Mais le potentiel des simulateurs quantiques purement numériques est encore limité. En revanche, les simulateurs analogiques permettent de reproduire directement les interactions de la mécanique quantique. Pour la première fois, les chercheurs sont parvenus à combiner les deux procédés.
Selon le PSI, le mode numérique du nouveau simulateur quantique définit des conditions initiales discrètes et peut déterminer l'état initial d'un processus physique de manière précise et flexible. Le mode analogique simule ensuite, via les interactions des qubits, la dynamique physique telle qu'elle se produit dans les corps solides réels. Pour illustrer le processus, on peut prendre l'exemple de l'apport de chaleur dans un corps solide, écrit le PSI. Le mode numérique peut définir que des pots à lait placés à cent endroits différents font couler du lait froid de manière ciblée dans une tasse de café chaud. Le mode analogique simule ensuite le processus de répartition du lait dans le café, par exemple en tenant compte de la propagation de la chaleur.

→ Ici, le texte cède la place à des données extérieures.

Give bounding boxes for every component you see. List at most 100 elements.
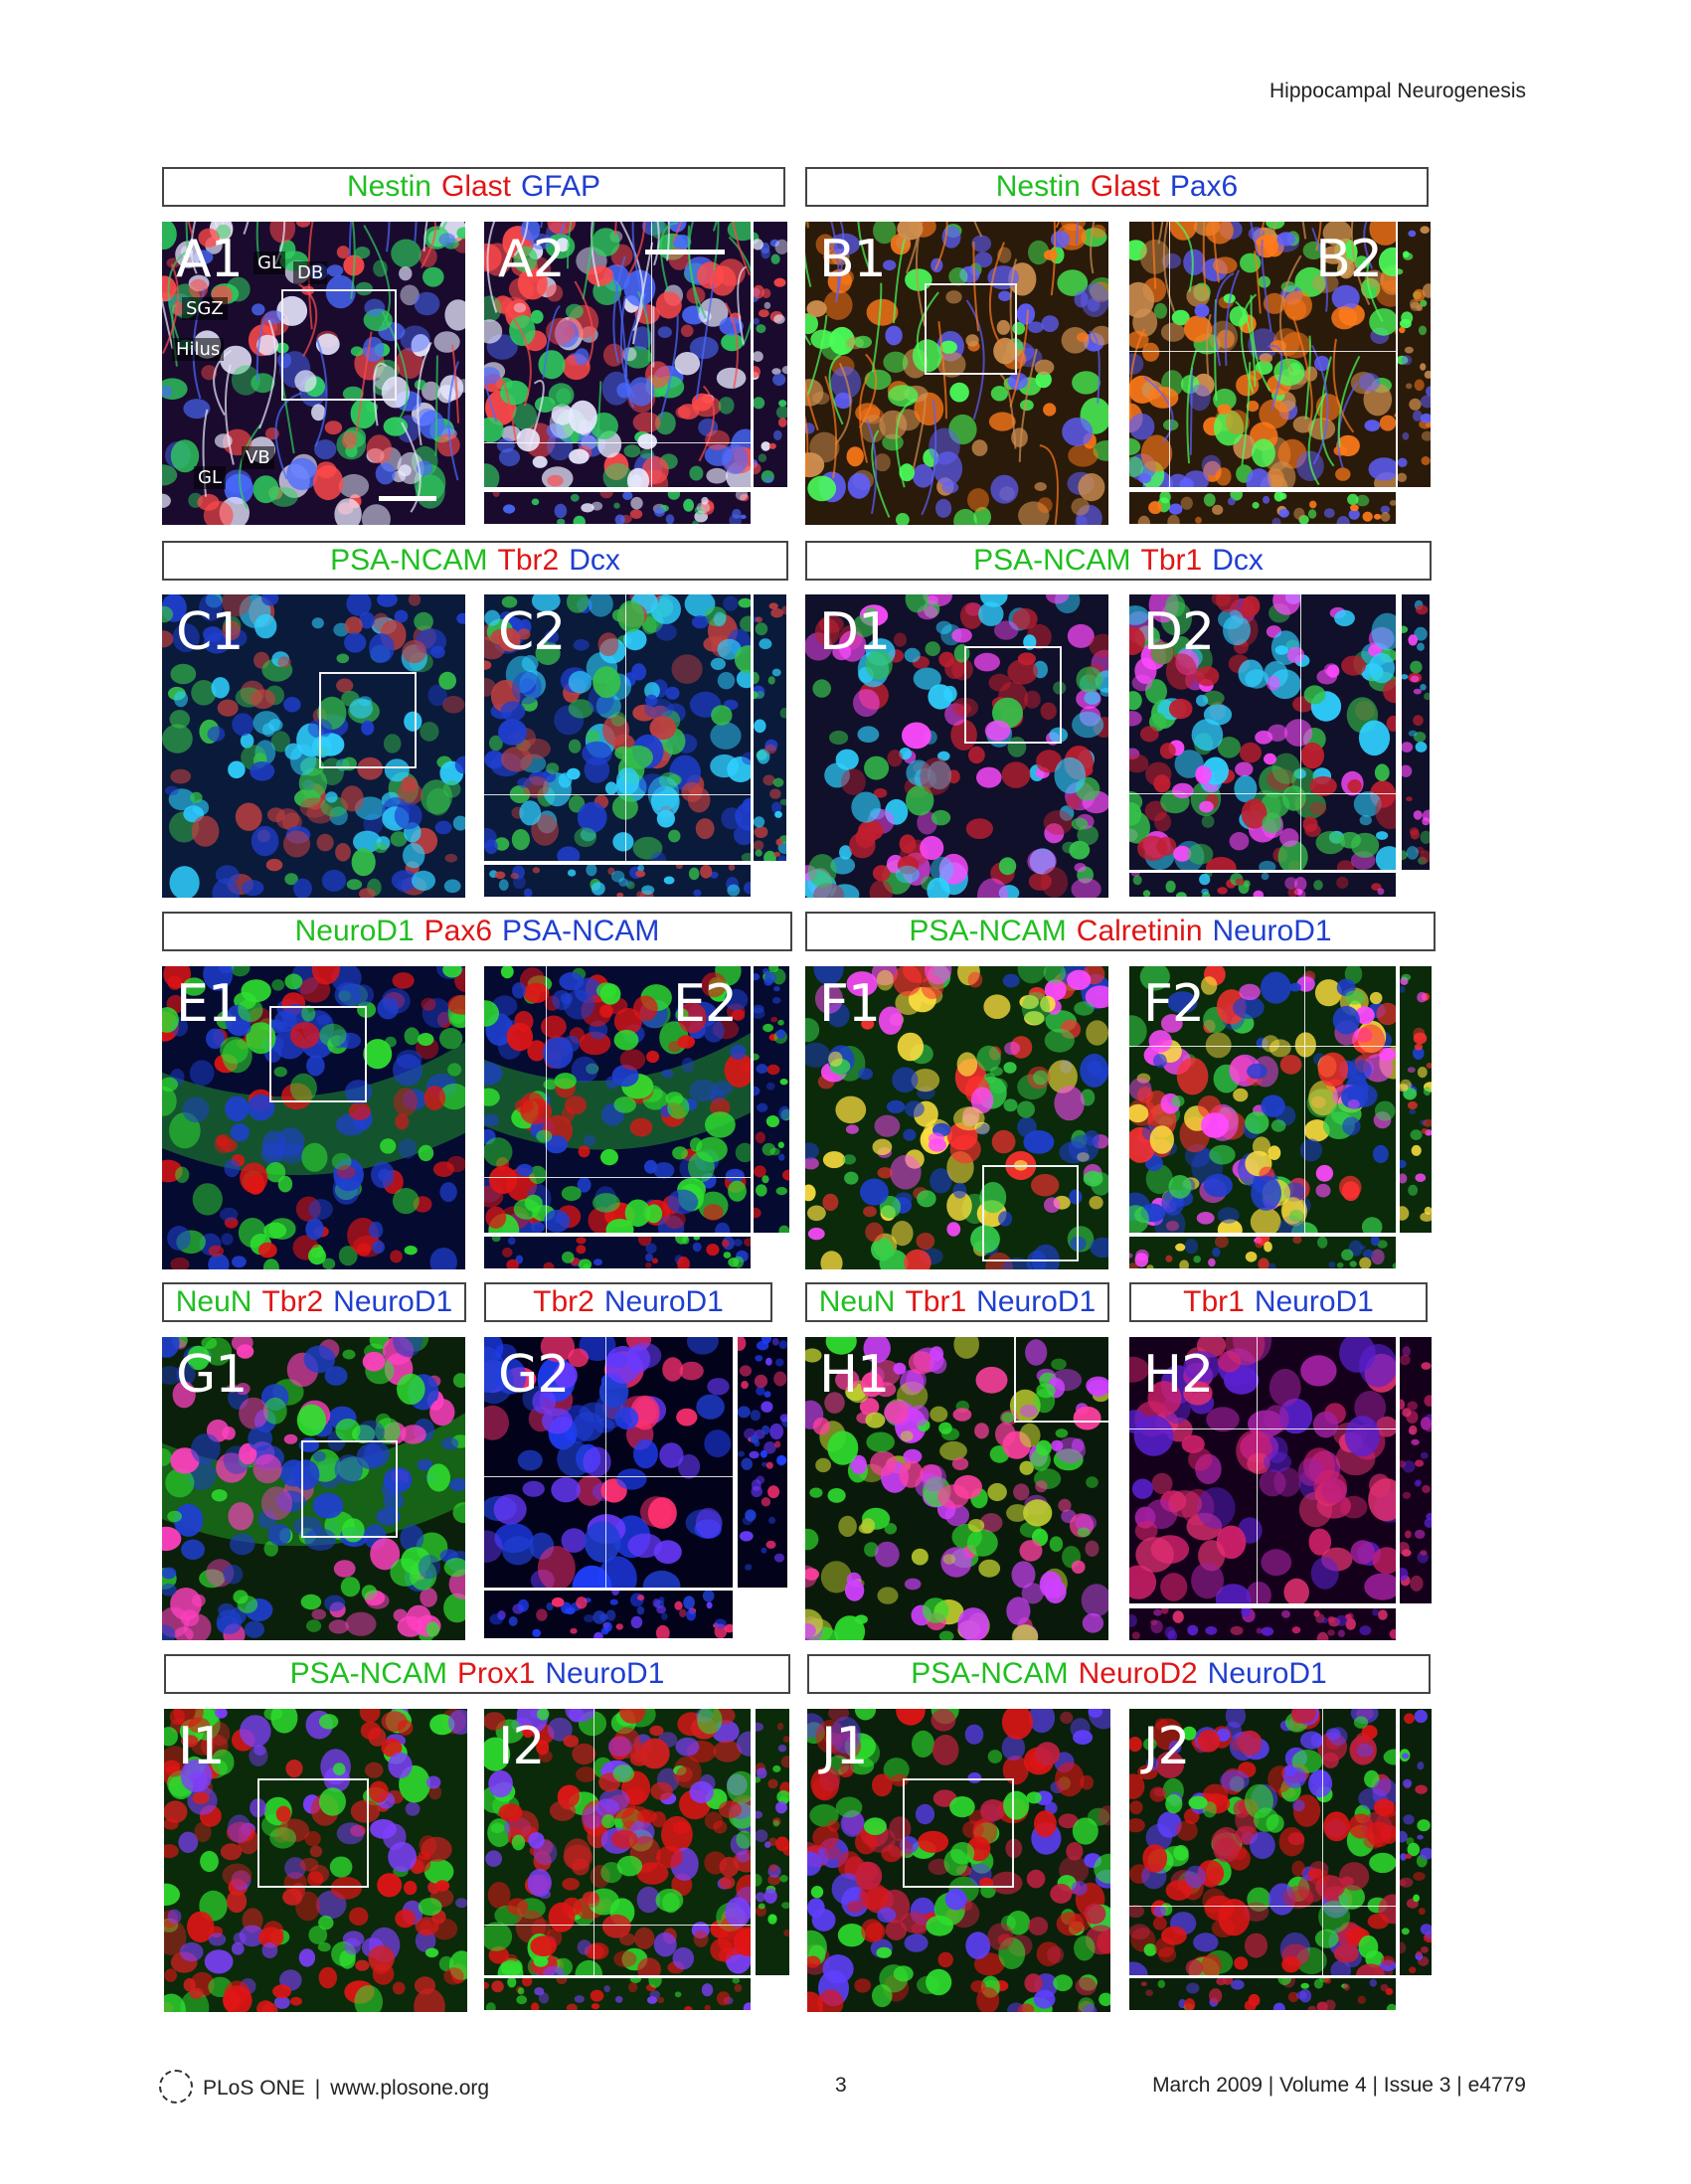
orthogonal-view-xz: [1129, 1978, 1396, 2010]
marker-label: PSA-NCAM: [973, 544, 1131, 577]
scale-bar: [645, 250, 725, 254]
orthogonal-view-yz: [738, 1337, 787, 1588]
orthogonal-view-yz: [1398, 222, 1431, 487]
orthogonal-view-xz: [1129, 1237, 1396, 1268]
marker-label: Tbr1: [1140, 544, 1203, 577]
label-row5-right: PSA-NCAM NeuroD2 NeuroD1: [807, 1654, 1431, 1694]
inset-box: [301, 1440, 398, 1538]
marker-label: Nestin: [995, 170, 1081, 203]
panel-label: G1: [176, 1345, 248, 1405]
crosshair-vertical: [625, 594, 626, 861]
running-header: Hippocampal Neurogenesis: [1269, 80, 1526, 102]
crosshair-vertical: [1257, 1337, 1258, 1603]
panel-label: F1: [819, 974, 881, 1034]
marker-label: NeuN: [175, 1285, 253, 1318]
marker-label: NeuroD1: [1207, 1657, 1327, 1690]
crosshair-horizontal: [1129, 351, 1396, 352]
scale-bar: [379, 496, 436, 501]
marker-label: PSA-NCAM: [909, 915, 1067, 947]
orthogonal-view-xz: [484, 1978, 751, 2010]
orthogonal-view-xz: [1129, 492, 1396, 524]
a1-annotation-vb: VB: [242, 446, 274, 469]
micrograph-panel-c2: C2: [484, 594, 751, 861]
marker-label: Tbr2: [533, 1285, 594, 1318]
marker-label: NeuroD1: [294, 915, 415, 947]
panel-label: G2: [498, 1345, 570, 1405]
micrograph-panel-a1: A1 GL DB SGZ Hilus VB GL: [162, 222, 465, 525]
orthogonal-view-xz: [484, 1591, 733, 1638]
inset-box: [982, 1165, 1079, 1261]
label-g1: NeuN Tbr2 NeuroD1: [162, 1282, 466, 1322]
marker-label: PSA-NCAM: [911, 1657, 1069, 1690]
panel-label: A2: [498, 230, 566, 289]
label-row5-left: PSA-NCAM Prox1 NeuroD1: [164, 1654, 790, 1694]
crosshair-vertical: [605, 1337, 606, 1588]
marker-label: Tbr1: [905, 1285, 967, 1318]
marker-label: PSA-NCAM: [289, 1657, 447, 1690]
inset-box: [257, 1778, 369, 1888]
journal-name: PLoS ONE: [203, 2077, 305, 2100]
crosshair-vertical: [651, 222, 652, 487]
orthogonal-view-yz: [754, 594, 786, 861]
crosshair-vertical: [1322, 1709, 1323, 1975]
panel-label: H1: [819, 1345, 890, 1405]
inset-box: [1014, 1337, 1108, 1423]
orthogonal-view-xz: [484, 1237, 751, 1268]
micrograph-panel-d2: D2: [1129, 594, 1396, 870]
crosshair-horizontal: [1129, 1046, 1396, 1047]
a1-annotation-hilus: Hilus: [172, 338, 225, 361]
journal-url[interactable]: www.plosone.org: [330, 2077, 490, 2100]
crosshair-vertical: [1169, 222, 1170, 487]
label-row3-right: PSA-NCAM Calretinin NeuroD1: [805, 912, 1436, 951]
panel-label: E2: [673, 974, 738, 1034]
panel-label: F2: [1143, 974, 1205, 1034]
orthogonal-view-xz: [484, 865, 751, 897]
a1-annotation-gl-top: GL: [254, 252, 285, 274]
a1-annotation-db: DB: [293, 261, 328, 284]
label-row2-right: PSA-NCAM Tbr1 Dcx: [805, 541, 1432, 581]
orthogonal-view-yz: [756, 1709, 789, 1975]
micrograph-panel-d1: D1: [805, 594, 1108, 898]
label-row1-left: Nestin Glast GFAP: [162, 167, 785, 207]
orthogonal-view-yz: [1400, 1337, 1432, 1603]
micrograph-panel-h1: H1: [805, 1337, 1108, 1640]
marker-label: Dcx: [569, 544, 620, 577]
crosshair-horizontal: [1129, 1428, 1396, 1429]
panel-label: J2: [1143, 1717, 1190, 1776]
panel-label: A1: [176, 230, 244, 289]
micrograph-panel-h2: H2: [1129, 1337, 1396, 1603]
marker-label: NeuroD1: [603, 1285, 724, 1318]
label-row3-left: NeuroD1 Pax6 PSA-NCAM: [162, 912, 792, 951]
micrograph-panel-f2: F2: [1129, 966, 1396, 1233]
orthogonal-view-xz: [1129, 873, 1396, 897]
marker-label: NeuroD1: [1254, 1285, 1374, 1318]
label-h1: NeuN Tbr1 NeuroD1: [805, 1282, 1109, 1322]
citation: March 2009 | Volume 4 | Issue 3 | e4779: [1152, 2074, 1526, 2097]
micrograph-panel-f1: F1: [805, 966, 1108, 1269]
marker-label: NeuroD2: [1078, 1657, 1198, 1690]
crosshair-horizontal: [484, 442, 751, 443]
panel-label: I1: [178, 1717, 225, 1776]
orthogonal-view-yz: [1400, 1709, 1432, 1975]
micrograph-panel-b1: B1: [805, 222, 1108, 525]
marker-label: Tbr2: [497, 544, 560, 577]
inset-box: [925, 283, 1017, 375]
orthogonal-view-yz: [1400, 966, 1432, 1233]
panel-label: B2: [1315, 230, 1383, 289]
micrograph-panel-e2: E2: [484, 966, 751, 1233]
marker-label: GFAP: [521, 170, 601, 203]
inset-box: [964, 646, 1062, 744]
panel-label: H2: [1143, 1345, 1214, 1405]
label-row2-left: PSA-NCAM Tbr2 Dcx: [162, 541, 788, 581]
crosshair-horizontal: [484, 1177, 751, 1178]
marker-label: Dcx: [1212, 544, 1264, 577]
page-number: 3: [835, 2074, 847, 2097]
crosshair-vertical: [1300, 594, 1301, 870]
micrograph-panel-c1: C1: [162, 594, 465, 898]
panel-label: D2: [1143, 602, 1215, 662]
micrograph-panel-i2: I2: [484, 1709, 751, 1975]
crosshair-vertical: [593, 1709, 594, 1975]
micrograph-panel-j1: J1: [807, 1709, 1110, 2012]
inset-box: [269, 1006, 367, 1102]
marker-label: Glast: [1090, 170, 1160, 203]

«Nous sommes en mesure de regarder le simulateur quantique lorsqu’il passe dans l’équilibre thermique, explique Andreas Elben. «Nos travaux montrent que des processeurs quantiques numériques-analogiques supraconducteurs peuvent être montés sur une puce électronique pour servir de simulateur quantique», souligne pour sa part Andreas Läuchli.

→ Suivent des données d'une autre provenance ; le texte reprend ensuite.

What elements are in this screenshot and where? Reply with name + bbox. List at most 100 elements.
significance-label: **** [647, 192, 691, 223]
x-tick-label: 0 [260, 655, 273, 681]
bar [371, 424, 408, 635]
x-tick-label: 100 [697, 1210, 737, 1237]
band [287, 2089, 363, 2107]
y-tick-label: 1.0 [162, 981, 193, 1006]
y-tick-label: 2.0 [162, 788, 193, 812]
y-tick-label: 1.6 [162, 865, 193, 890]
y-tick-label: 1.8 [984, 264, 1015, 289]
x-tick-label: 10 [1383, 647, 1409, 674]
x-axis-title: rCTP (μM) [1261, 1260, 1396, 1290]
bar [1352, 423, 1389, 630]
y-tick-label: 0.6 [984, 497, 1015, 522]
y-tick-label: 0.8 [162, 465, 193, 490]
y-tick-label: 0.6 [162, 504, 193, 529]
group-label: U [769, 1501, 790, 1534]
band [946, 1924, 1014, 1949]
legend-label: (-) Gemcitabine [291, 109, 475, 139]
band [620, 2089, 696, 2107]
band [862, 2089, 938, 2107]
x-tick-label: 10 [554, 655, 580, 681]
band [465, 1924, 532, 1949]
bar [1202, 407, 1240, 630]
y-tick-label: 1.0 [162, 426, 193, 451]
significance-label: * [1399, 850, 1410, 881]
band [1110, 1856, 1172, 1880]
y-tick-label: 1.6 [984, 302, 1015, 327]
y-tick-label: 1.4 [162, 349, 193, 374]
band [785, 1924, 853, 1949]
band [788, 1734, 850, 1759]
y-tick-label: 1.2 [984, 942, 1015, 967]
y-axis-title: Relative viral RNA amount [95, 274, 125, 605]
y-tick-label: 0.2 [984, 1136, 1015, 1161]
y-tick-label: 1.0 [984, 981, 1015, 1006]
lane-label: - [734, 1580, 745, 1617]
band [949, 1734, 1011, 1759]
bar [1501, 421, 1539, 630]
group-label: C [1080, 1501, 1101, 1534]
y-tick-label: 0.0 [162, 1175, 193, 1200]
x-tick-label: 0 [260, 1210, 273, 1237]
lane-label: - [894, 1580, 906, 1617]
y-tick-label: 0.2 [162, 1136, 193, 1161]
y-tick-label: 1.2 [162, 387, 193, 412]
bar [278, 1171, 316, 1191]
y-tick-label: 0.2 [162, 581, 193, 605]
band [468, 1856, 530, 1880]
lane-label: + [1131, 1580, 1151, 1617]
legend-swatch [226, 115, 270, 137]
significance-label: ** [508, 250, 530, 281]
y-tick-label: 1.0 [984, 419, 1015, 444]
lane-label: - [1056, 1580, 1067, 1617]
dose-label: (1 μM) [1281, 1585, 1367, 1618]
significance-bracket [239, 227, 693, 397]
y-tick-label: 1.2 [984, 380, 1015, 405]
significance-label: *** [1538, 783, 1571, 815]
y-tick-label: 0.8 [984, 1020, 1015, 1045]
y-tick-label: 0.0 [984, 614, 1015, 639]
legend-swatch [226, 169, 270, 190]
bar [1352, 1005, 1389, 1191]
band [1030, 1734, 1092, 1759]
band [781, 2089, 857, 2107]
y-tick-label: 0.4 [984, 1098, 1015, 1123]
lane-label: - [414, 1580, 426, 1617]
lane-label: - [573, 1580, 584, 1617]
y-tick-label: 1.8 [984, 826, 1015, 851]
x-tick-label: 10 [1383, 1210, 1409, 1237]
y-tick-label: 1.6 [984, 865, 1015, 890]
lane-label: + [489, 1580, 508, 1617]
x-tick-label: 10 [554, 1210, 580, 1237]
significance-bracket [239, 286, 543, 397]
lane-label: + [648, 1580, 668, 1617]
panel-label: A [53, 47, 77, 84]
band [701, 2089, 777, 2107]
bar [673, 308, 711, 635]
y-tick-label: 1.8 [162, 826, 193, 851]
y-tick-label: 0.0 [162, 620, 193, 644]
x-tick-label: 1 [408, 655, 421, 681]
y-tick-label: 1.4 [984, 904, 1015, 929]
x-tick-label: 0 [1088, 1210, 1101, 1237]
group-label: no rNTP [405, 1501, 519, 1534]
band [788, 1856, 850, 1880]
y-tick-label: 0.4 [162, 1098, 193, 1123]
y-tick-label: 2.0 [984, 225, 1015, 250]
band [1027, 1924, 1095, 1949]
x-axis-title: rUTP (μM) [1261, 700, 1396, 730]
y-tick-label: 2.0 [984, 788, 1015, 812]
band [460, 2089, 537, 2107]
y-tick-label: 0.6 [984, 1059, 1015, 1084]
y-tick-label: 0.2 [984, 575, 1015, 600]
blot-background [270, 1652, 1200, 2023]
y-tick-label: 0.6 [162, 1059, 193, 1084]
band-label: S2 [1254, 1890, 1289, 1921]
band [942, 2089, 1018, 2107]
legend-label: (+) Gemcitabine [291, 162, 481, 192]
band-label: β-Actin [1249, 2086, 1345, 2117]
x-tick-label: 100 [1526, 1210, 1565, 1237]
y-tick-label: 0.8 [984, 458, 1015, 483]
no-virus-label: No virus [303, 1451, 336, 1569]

Simulateur quantique universel
Contrairement aux modèles analogiques, qui ne sont adaptés qu'à une seule question physique spécifique, le simulateur quantique nouvellement développé doit pouvoir répondre à plusieurs questions. Outre la thermodynamique, il est par exemple possible d'étudier le magnétisme, toujours à l’aide de la puce quantique de Google. Selon le PSI, les qubits y sont disposés en rectangle et, à l’état initial, leurs directions magnétiques présentent une alternance stricte. En outre, le simulateur quantique numérique-analogique pourrait aider à développer de nouveaux matériaux, comme des supraconducteurs à haute température ou des médicaments qui agissent avec plus de précision.
Les simulateurs quantiques sont également très demandés en astrophysique. Ils pourraient aider les chercheurs à trouver une réponse à la question de savoir pourquoi il y a une perte d'information dans les trous noirs.
«Notre simulateur quantique ouvre la porte à de nouvelles recherches. Nous faisons également office de pourvoyeurs d’idées pour de nouvelles expériences aux grandes installations de recherche du PSI, explique Andreas Läuchli. Et nous épaulons les scientifiques qui mènent leurs expériences à ces installations, lorsqu’ils doivent interpréter des résultats inattendus. Or pour ce faire, nous allons utiliser à l’avenir de plus en plus des simulateurs quantiques», promet Andreas Läuchli.